Friday, August 28, 2009

DENOVO period now 7 years, up from 3!

Enhanced Supervisory Procedures for Newly Insured FDIC-Supervised Depository Institutions

FIL-50-2009August 28, 2009

Summary:

The FDIC is advising the banking industry of supervisory changes for state nonmember institutions insured seven years or less (de novo period). Under current policy, newly insured institutions are subject to higher capital requirements and more frequent examination activities during the first three years of operation. Based on supervisory experience, the FDIC will now extend the de novo period from the current three-year period to seven years for examinations, capital, and other requirements. In addition, material changes in business plans for newly insured institutions will require prior FDIC approval during the first seven years of operation.

Highlights:

  • Recent experience has demonstrated that newly insured institutions pose an elevated risk to the FDIC Deposit Insurance Fund.
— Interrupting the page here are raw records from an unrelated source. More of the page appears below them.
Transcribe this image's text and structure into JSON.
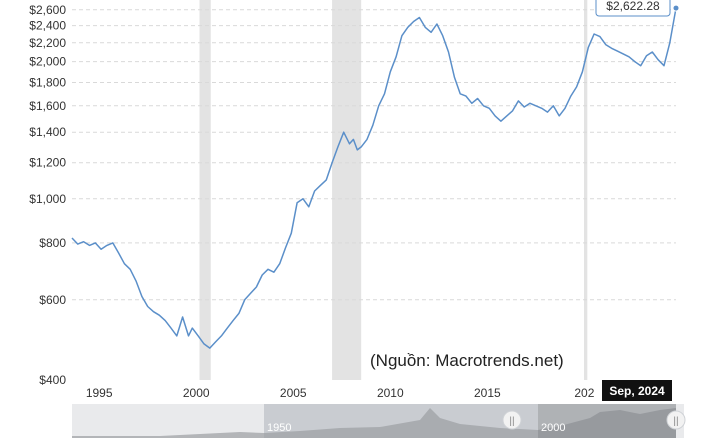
{
  "chart_data": {
    "type": "line",
    "title": "",
    "xlabel": "",
    "ylabel": "",
    "y_scale": "log",
    "ylim": [
      400,
      2650
    ],
    "xlim": [
      1993.6,
      2024.72
    ],
    "grid": true,
    "y_ticks": [
      "$400",
      "$600",
      "$800",
      "$1,000",
      "$1,200",
      "$1,400",
      "$1,600",
      "$1,800",
      "$2,000",
      "$2,200",
      "$2,400",
      "$2,600"
    ],
    "y_tick_values": [
      400,
      600,
      800,
      1000,
      1200,
      1400,
      1600,
      1800,
      2000,
      2200,
      2400,
      2600
    ],
    "x_ticks": [
      "1995",
      "2000",
      "2005",
      "2010",
      "2015",
      "202"
    ],
    "x_tick_values": [
      1995,
      2000,
      2005,
      2010,
      2015,
      2020
    ],
    "recessions": [
      [
        2000.17,
        2000.75
      ],
      [
        2007.0,
        2008.5
      ],
      [
        2019.98,
        2020.15
      ]
    ],
    "series": [
      {
        "color": "#5b8fc9",
        "x": [
          1993.6,
          1993.9,
          1994.2,
          1994.5,
          1994.8,
          1995.1,
          1995.4,
          1995.7,
          1996.0,
          1996.3,
          1996.6,
          1996.9,
          1997.2,
          1997.5,
          1997.8,
          1998.1,
          1998.4,
          1998.7,
          1999.0,
          1999.3,
          1999.6,
          1999.8,
          2000.1,
          2000.4,
          2000.7,
          2001.0,
          2001.3,
          2001.6,
          2001.9,
          2002.2,
          2002.5,
          2002.8,
          2003.1,
          2003.4,
          2003.7,
          2004.0,
          2004.3,
          2004.6,
          2004.9,
          2005.2,
          2005.5,
          2005.8,
          2006.1,
          2006.4,
          2006.7,
          2007.0,
          2007.3,
          2007.6,
          2007.9,
          2008.1,
          2008.3,
          2008.5,
          2008.8,
          2009.1,
          2009.4,
          2009.7,
          2010.0,
          2010.3,
          2010.6,
          2010.9,
          2011.2,
          2011.5,
          2011.8,
          2012.1,
          2012.4,
          2012.7,
          2013.0,
          2013.3,
          2013.6,
          2013.9,
          2014.2,
          2014.5,
          2014.8,
          2015.1,
          2015.4,
          2015.7,
          2016.0,
          2016.3,
          2016.6,
          2016.9,
          2017.2,
          2017.5,
          2017.8,
          2018.1,
          2018.4,
          2018.7,
          2019.0,
          2019.3,
          2019.6,
          2019.9,
          2020.2,
          2020.5,
          2020.8,
          2021.1,
          2021.4,
          2021.7,
          2022.0,
          2022.3,
          2022.6,
          2022.9,
          2023.2,
          2023.5,
          2023.8,
          2024.1,
          2024.4,
          2024.72
        ],
        "y": [
          820,
          795,
          805,
          790,
          800,
          775,
          790,
          800,
          760,
          720,
          700,
          660,
          610,
          580,
          565,
          555,
          540,
          520,
          500,
          550,
          500,
          520,
          500,
          480,
          470,
          485,
          500,
          520,
          540,
          560,
          600,
          620,
          640,
          680,
          700,
          690,
          720,
          780,
          840,
          980,
          1000,
          960,
          1040,
          1070,
          1100,
          1200,
          1300,
          1400,
          1320,
          1350,
          1280,
          1300,
          1350,
          1450,
          1600,
          1700,
          1900,
          2050,
          2280,
          2380,
          2450,
          2500,
          2380,
          2320,
          2420,
          2280,
          2100,
          1850,
          1700,
          1680,
          1620,
          1660,
          1600,
          1580,
          1520,
          1480,
          1520,
          1560,
          1640,
          1590,
          1620,
          1600,
          1580,
          1550,
          1600,
          1520,
          1580,
          1680,
          1760,
          1900,
          2150,
          2300,
          2270,
          2180,
          2140,
          2110,
          2080,
          2050,
          2000,
          1960,
          2060,
          2100,
          2020,
          1960,
          2200,
          2622.28
        ]
      }
    ]
  },
  "tooltip": {
    "value": "$2,622.28"
  },
  "date_label": {
    "value": "Sep, 2024"
  },
  "source_note": "(Nguồn: Macrotrends.net)",
  "navigator": {
    "label": "1950",
    "label2": "2000"
  }
}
Depository institutions insured less than seven years are over represented on the list of institutions that failed during 2008 and 2009, with many of those failures occurring during the fourth through seventh years of operation.
  • A number of newly insured institutions have pursued changes in business plans during the first few years of operation that have led to increased risk and financial problems where accompanying controls and risk management practices were inadequate.
    To address the heightened risks presented by newly insured depository institutions, the FDIC is extending the supervisory procedures for the de novo period from three to seven years.
  • During the seven-year de novo period, these institutions will remain on a 12-month risk management examination cycle and be subject to enhanced supervision for Compliance examinations and Community Reinvestment Act evaluations.
  • Any material change in an institution's business plan during the de novo period also will require prior FDIC approval.
  • These procedures apply to existing newly insured institutions.
  • De novo institutions that are subsidiaries of existing "eligible" holding companies generally will be excluded from these procedures.